Alors Polémarque dit : Vous m'avez l'air, Socrate, de vous en aller et de vous diriger vers la ville. 
Tu ne conjectures pas mal, en effet, répondis-je. 
Eh bien ! reprit-il, vois-tu combien nous sommes ? 
Comment ne le verrais-je pas ? 
(337 d) Ou bien donc, poursuivit-il, vous serez les plus forts, ou vous resterez ici. 
N'y a-t-il pas, dis-je, une autre possibilité : vous persuader qu'il faut nous laisser partir ? 
Est-ce que vous pourriez, répondit-il, persuader des gens qui n'écoutent pas ? 
Nullement, dit Glaucon. 
Donc, rendez-vous compte que nous ne vous écouterons pas. 
(328) Alors Adimante : Ne savez-vous pas, dit-il, qu'une course aux flambeaux aura lieu ce soir, à cheval, en l'honneur de la déesse? 
A cheval ! m'écriai-je, c'est nouveau.
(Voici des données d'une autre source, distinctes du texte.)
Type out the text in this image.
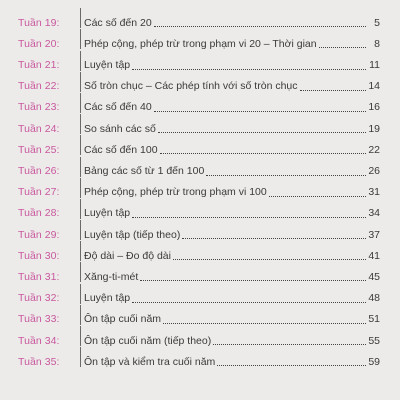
Tuần 19:	Các số đến 20	5
Tuần 20:	Phép cộng, phép trừ trong phạm vi 20 – Thời gian	8
Tuần 21:	Luyện tập	11
Tuần 22:	Số tròn chục – Các phép tính với số tròn chục	14
Tuần 23:	Các số đến 40	16
Tuần 24:	So sánh các số	19
Tuần 25:	Các số đến 100	22
Tuần 26:	Bảng các số từ 1 đến 100	26
Tuần 27:	Phép cộng, phép trừ trong phạm vi 100	31
Tuần 28:	Luyện tập	34
Tuần 29:	Luyện tập (tiếp theo)	37
Tuần 30:	Độ dài – Đo độ dài	41
Tuần 31:	Xăng-ti-mét	45
Tuần 32:	Luyện tập	48
Tuần 33:	Ôn tập cuối năm	51
Tuần 34:	Ôn tập cuối năm (tiếp theo)	55
Tuần 35:	Ôn tập và kiểm tra cuối năm	59
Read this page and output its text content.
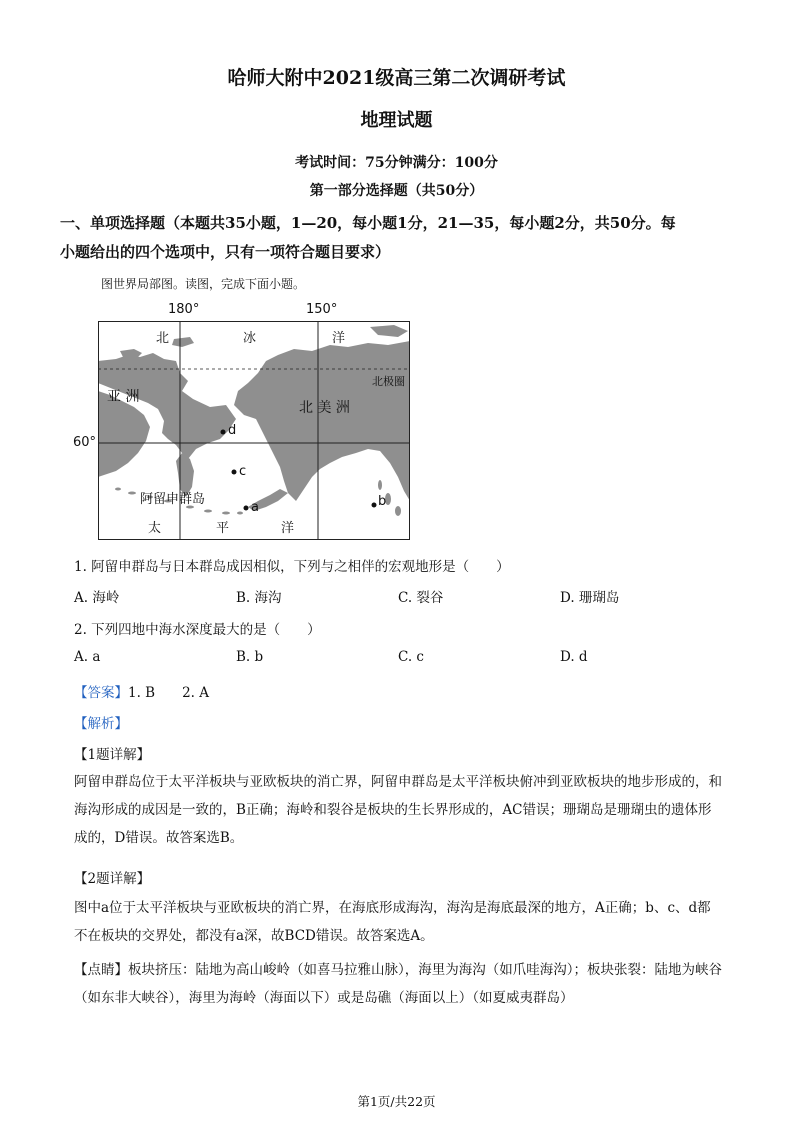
哈师大附中2021级高三第二次调研考试
地理试题
考试时间：75分钟满分：100分
第一部分选择题（共50分）
一、单项选择题（本题共35小题，1—20，每小题1分，21—35，每小题2分，共50分。每
小题给出的四个选项中，只有一项符合题目要求）
图世界局部图。读图，完成下面小题。
180°	150°
60°
北	冰	洋
北极圈
亚 洲
北 美 洲
d
c
阿留申群岛
a	b
太	平	洋
1. 阿留申群岛与日本群岛成因相似，下列与之相伴的宏观地形是（　　）
A. 海岭	B. 海沟	C. 裂谷	D. 珊瑚岛
2. 下列四地中海水深度最大的是（　　）
A. a	B. b	C. c	D. d
【答案】1. B　　2. A
【解析】
【1题详解】
阿留申群岛位于太平洋板块与亚欧板块的消亡界，阿留申群岛是太平洋板块俯冲到亚欧板块的地步形成的，和海沟形成的成因是一致的，B正确；海岭和裂谷是板块的生长界形成的，AC错误；珊瑚岛是珊瑚虫的遗体形成的，D错误。故答案选B。
【2题详解】
图中a位于太平洋板块与亚欧板块的消亡界，在海底形成海沟，海沟是海底最深的地方，A正确；b、c、d都不在板块的交界处，都没有a深，故BCD错误。故答案选A。
【点睛】板块挤压：陆地为高山峻岭（如喜马拉雅山脉），海里为海沟（如爪哇海沟）；板块张裂：陆地为峡谷（如东非大峡谷），海里为海岭（海面以下）或是岛礁（海面以上）（如夏威夷群岛）
第1页/共22页
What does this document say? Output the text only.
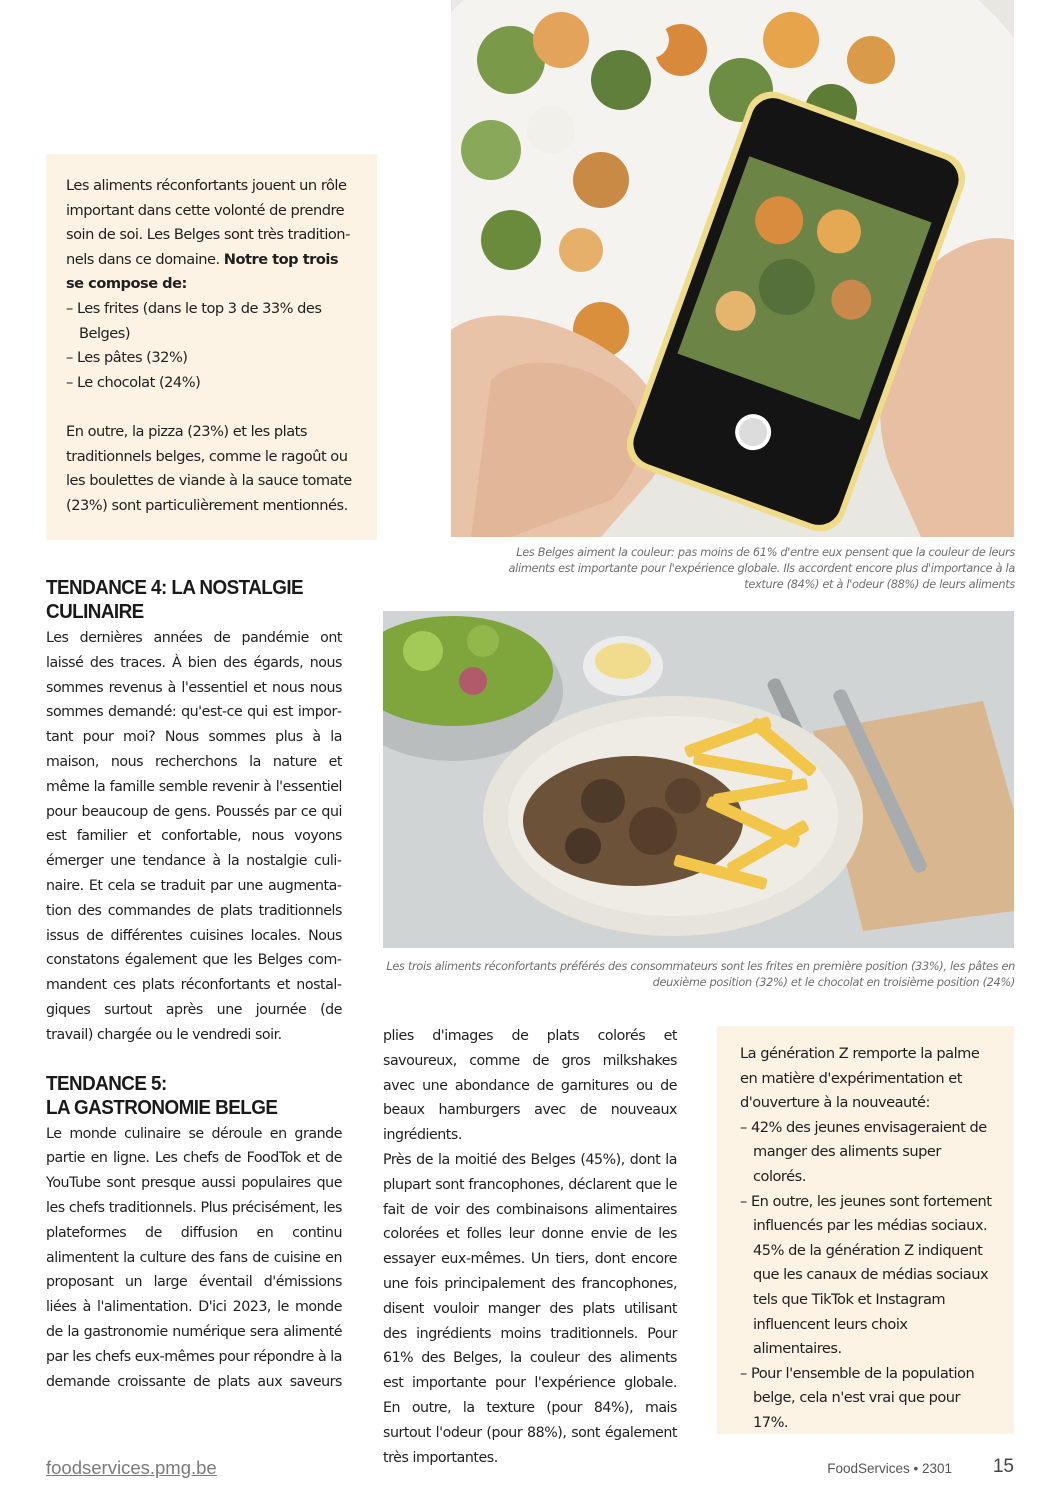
Les aliments réconfortants jouent un rôle important dans cette volonté de prendre soin de soi. Les Belges sont très traditionnels dans ce domaine. Notre top trois se compose de:

– Les frites (dans le top 3 de 33% des Belges)
– Les pâtes (32%)
– Le chocolat (24%)

En outre, la pizza (23%) et les plats traditionnels belges, comme le ragoût ou les boulettes de viande à la sauce tomate (23%) sont particulièrement mentionnés.

Les Belges aiment la couleur: pas moins de 61% d'entre eux pensent que la couleur de leurs aliments est importante pour l'expérience globale. Ils accordent encore plus d'importance à la texture (84%) et à l'odeur (88%) de leurs aliments
Les trois aliments réconfortants préférés des consommateurs sont les frites en première position (33%), les pâtes en deuxième position (32%) et le chocolat en troisième position (24%)
TENDANCE 4: LA NOSTALGIE
CULINAIRE

Les dernières années de pandémie ont laissé des traces. À bien des égards, nous sommes revenus à l'essentiel et nous nous sommes demandé: qu'est-ce qui est important pour moi? Nous sommes plus à la maison, nous recherchons la nature et même la famille semble revenir à l'essentiel pour beaucoup de gens. Poussés par ce qui est familier et confortable, nous voyons émerger une tendance à la nostalgie culinaire. Et cela se traduit par une augmentation des commandes de plats traditionnels issus de différentes cuisines locales. Nous constatons également que les Belges commandent ces plats réconfortants et nostalgiques surtout après une journée (de travail) chargée ou le vendredi soir.

TENDANCE 5:
LA GASTRONOMIE BELGE

Le monde culinaire se déroule en grande partie en ligne. Les chefs de FoodTok et de YouTube sont presque aussi populaires que les chefs traditionnels. Plus précisément, les plateformes de diffusion en continu alimentent la culture des fans de cuisine en proposant un large éventail d'émissions liées à l'alimentation. D'ici 2023, le monde de la gastronomie numérique sera alimenté par les chefs eux-mêmes pour répondre à la demande croissante de plats aux saveurs

plies d'images de plats colorés et savoureux, comme de gros milkshakes avec une abondance de garnitures ou de beaux hamburgers avec de nouveaux ingrédients.

Près de la moitié des Belges (45%), dont la plupart sont francophones, déclarent que le fait de voir des combinaisons alimentaires colorées et folles leur donne envie de les essayer eux-mêmes. Un tiers, dont encore une fois principalement des francophones, disent vouloir manger des plats utilisant des ingrédients moins traditionnels. Pour 61% des Belges, la couleur des aliments est importante pour l'expérience globale. En outre, la texture (pour 84%), mais surtout l'odeur (pour 88%), sont également très importantes.

La génération Z remporte la palme en matière d'expérimentation et d'ouverture à la nouveauté:

– 42% des jeunes envisageraient de manger des aliments super colorés.
– En outre, les jeunes sont fortement influencés par les médias sociaux. 45% de la génération Z indiquent que les canaux de médias sociaux tels que TikTok et Instagram influencent leurs choix alimentaires.
– Pour l'ensemble de la population belge, cela n'est vrai que pour 17%.
foodservices.pmg.be	FoodServices • 2301 15
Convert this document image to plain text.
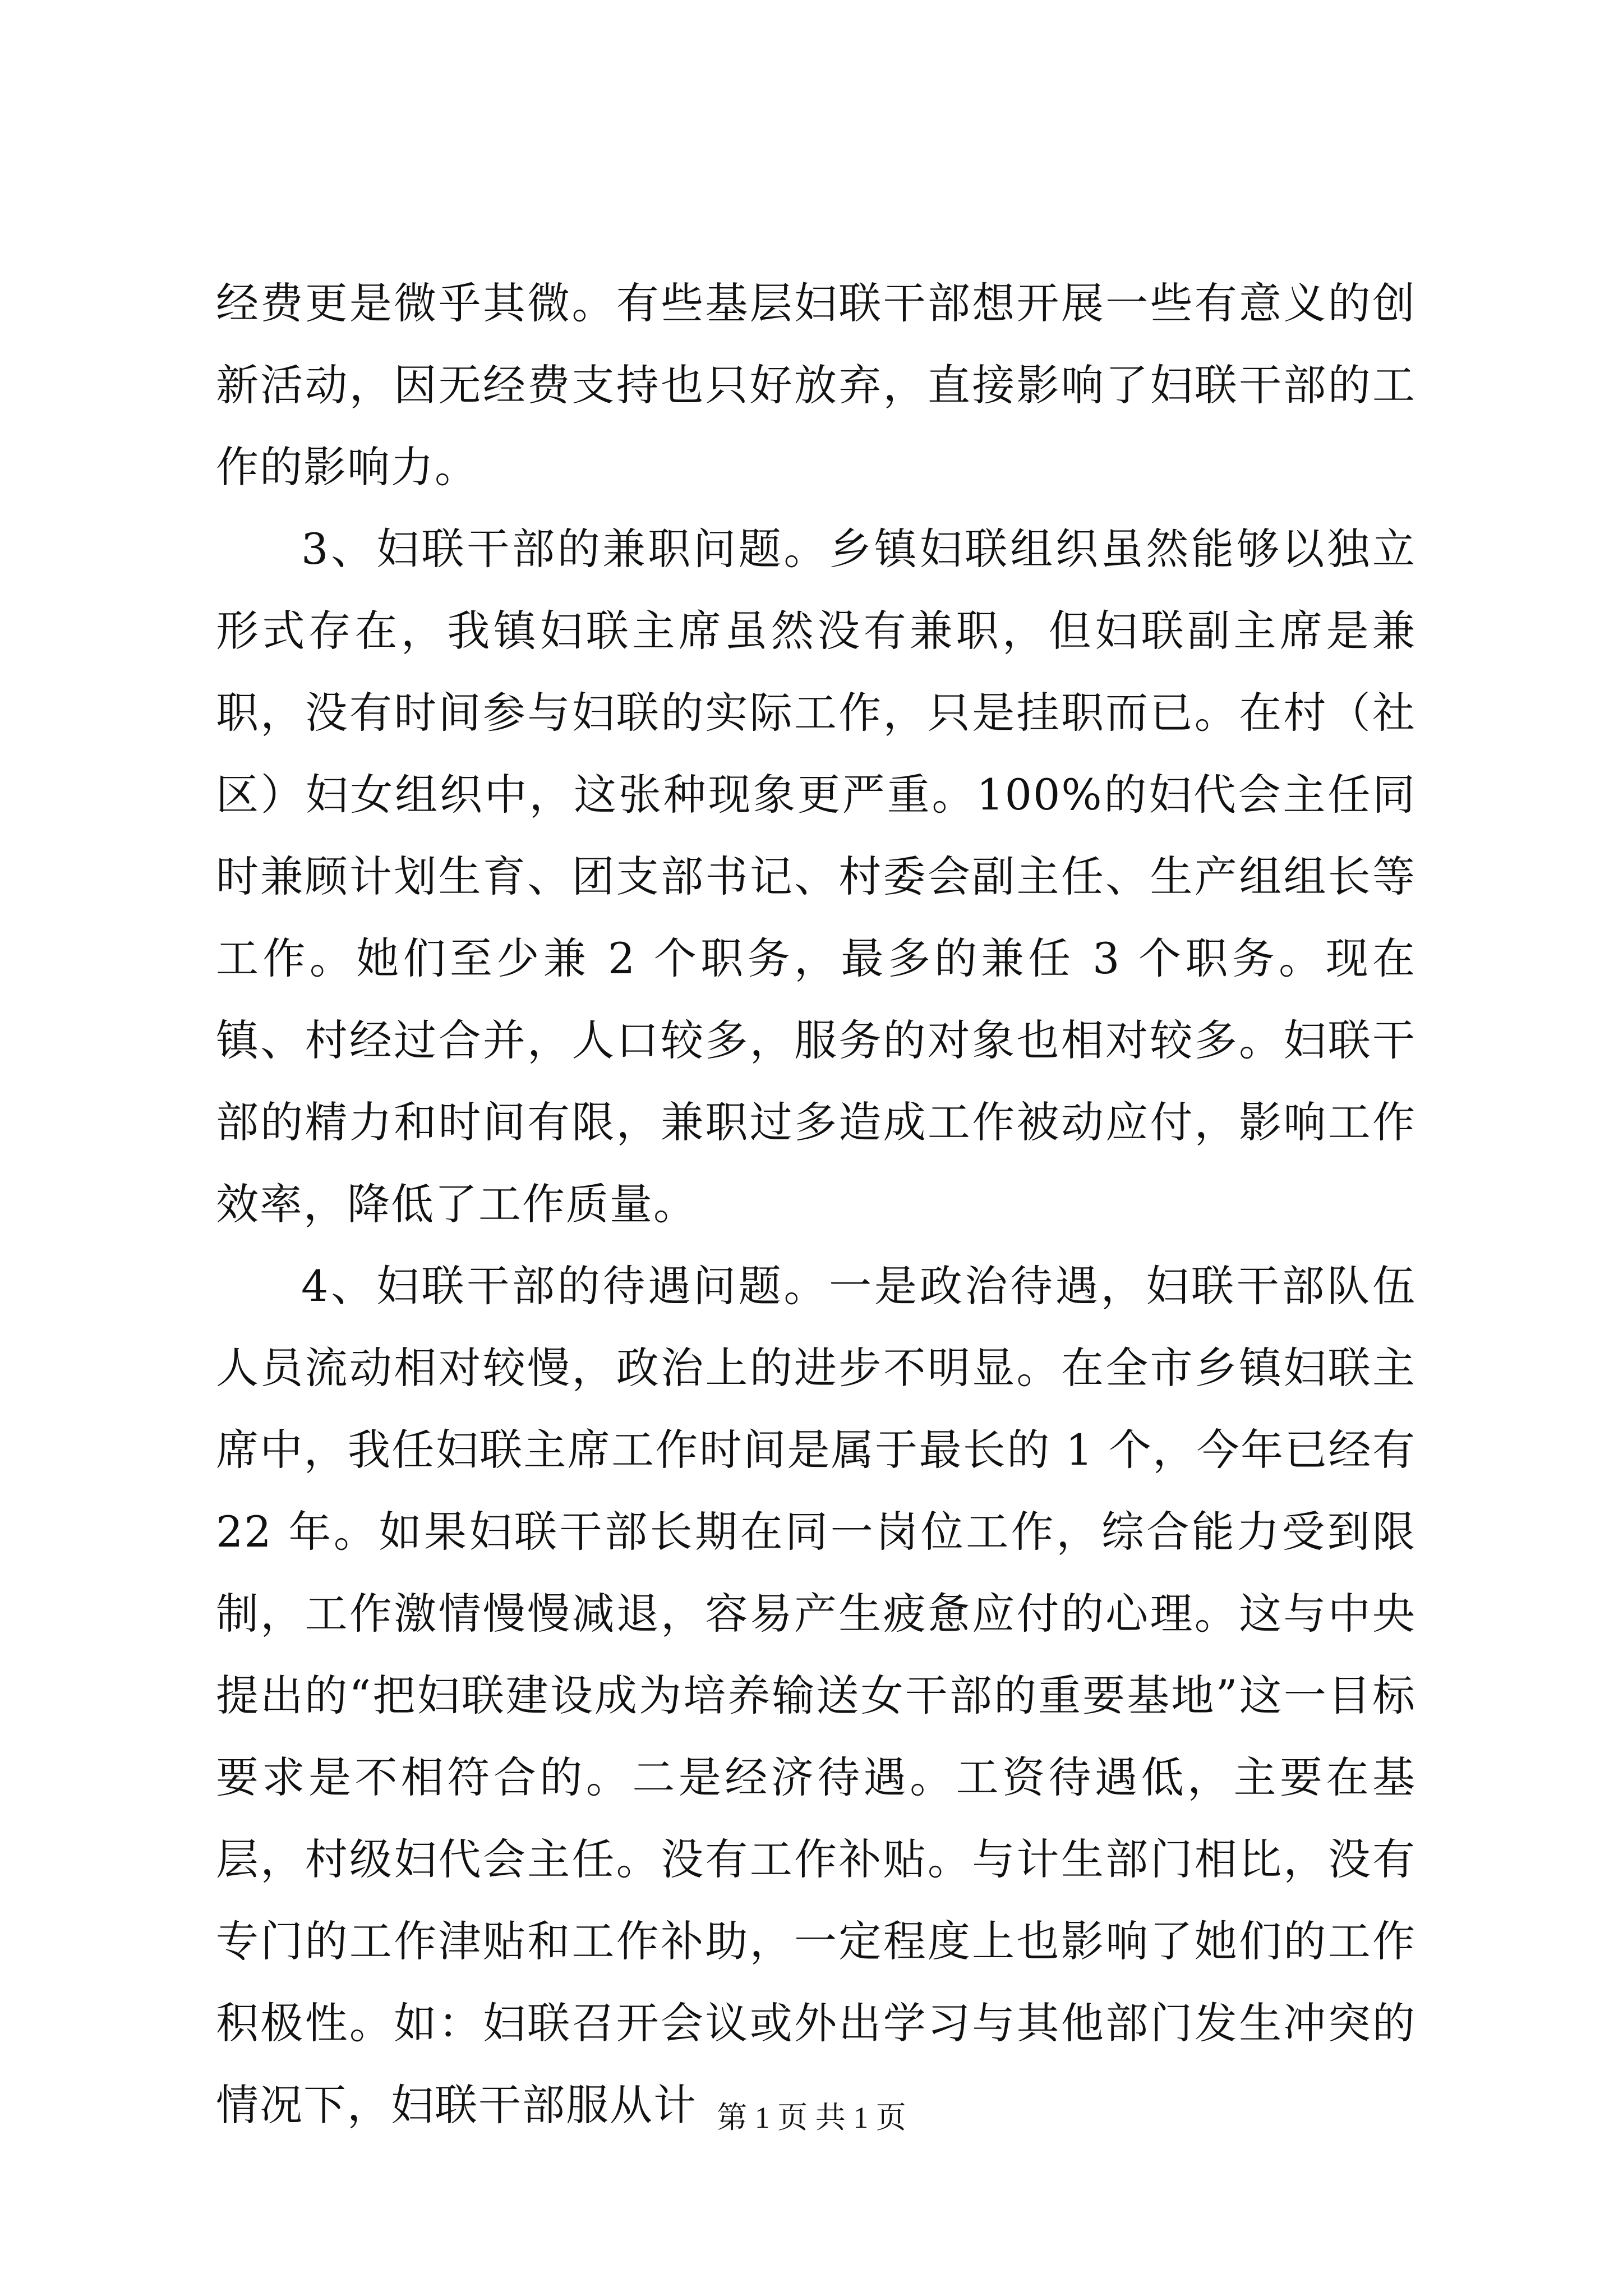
经费更是微乎其微。有些基层妇联干部想开展一些有意义的创新活动，因无经费支持也只好放弃，直接影响了妇联干部的工作的影响力。

3、妇联干部的兼职问题。乡镇妇联组织虽然能够以独立形式存在，我镇妇联主席虽然没有兼职，但妇联副主席是兼职，没有时间参与妇联的实际工作，只是挂职而已。在村（社区）妇女组织中，这张种现象更严重。100%的妇代会主任同时兼顾计划生育、团支部书记、村委会副主任、生产组组长等工作。她们至少兼 2 个职务，最多的兼任 3 个职务。现在镇、村经过合并，人口较多，服务的对象也相对较多。妇联干部的精力和时间有限，兼职过多造成工作被动应付，影响工作效率，降低了工作质量。

4、妇联干部的待遇问题。一是政治待遇，妇联干部队伍人员流动相对较慢，政治上的进步不明显。在全市乡镇妇联主席中，我任妇联主席工作时间是属于最长的 1 个，今年已经有 22 年。如果妇联干部长期在同一岗位工作，综合能力受到限制，工作激情慢慢减退，容易产生疲惫应付的心理。这与中央提出的“把妇联建设成为培养输送女干部的重要基地”这一目标要求是不相符合的。二是经济待遇。工资待遇低，主要在基层，村级妇代会主任。没有工作补贴。与计生部门相比，没有专门的工作津贴和工作补助，一定程度上也影响了她们的工作积极性。如：妇联召开会议或外出学习与其他部门发生冲突的情况下，妇联干部服从计 第 1 页 共 1 页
Les coureurs, portant des flambeaux, se les passeront et disputeront le prix à cheval ? Est-ce là ce que tu dis ? 
Oui, reprit Polémarque, et en outre on célébrera une fête de nuit qui vaut la peine d'être vue ; nous sortirons après dîner pour assister à cette fête. Nous y rencontrerons plusieurs jeunes gens et nous causerons. (328 b) Mais restez et n'agissez pas autrement. 
Et Glaucon : Il semble, dit-il, que nous devons rester. 
Mais s'il le semble, répondis-je, c'est ainsi qu'il faut faire.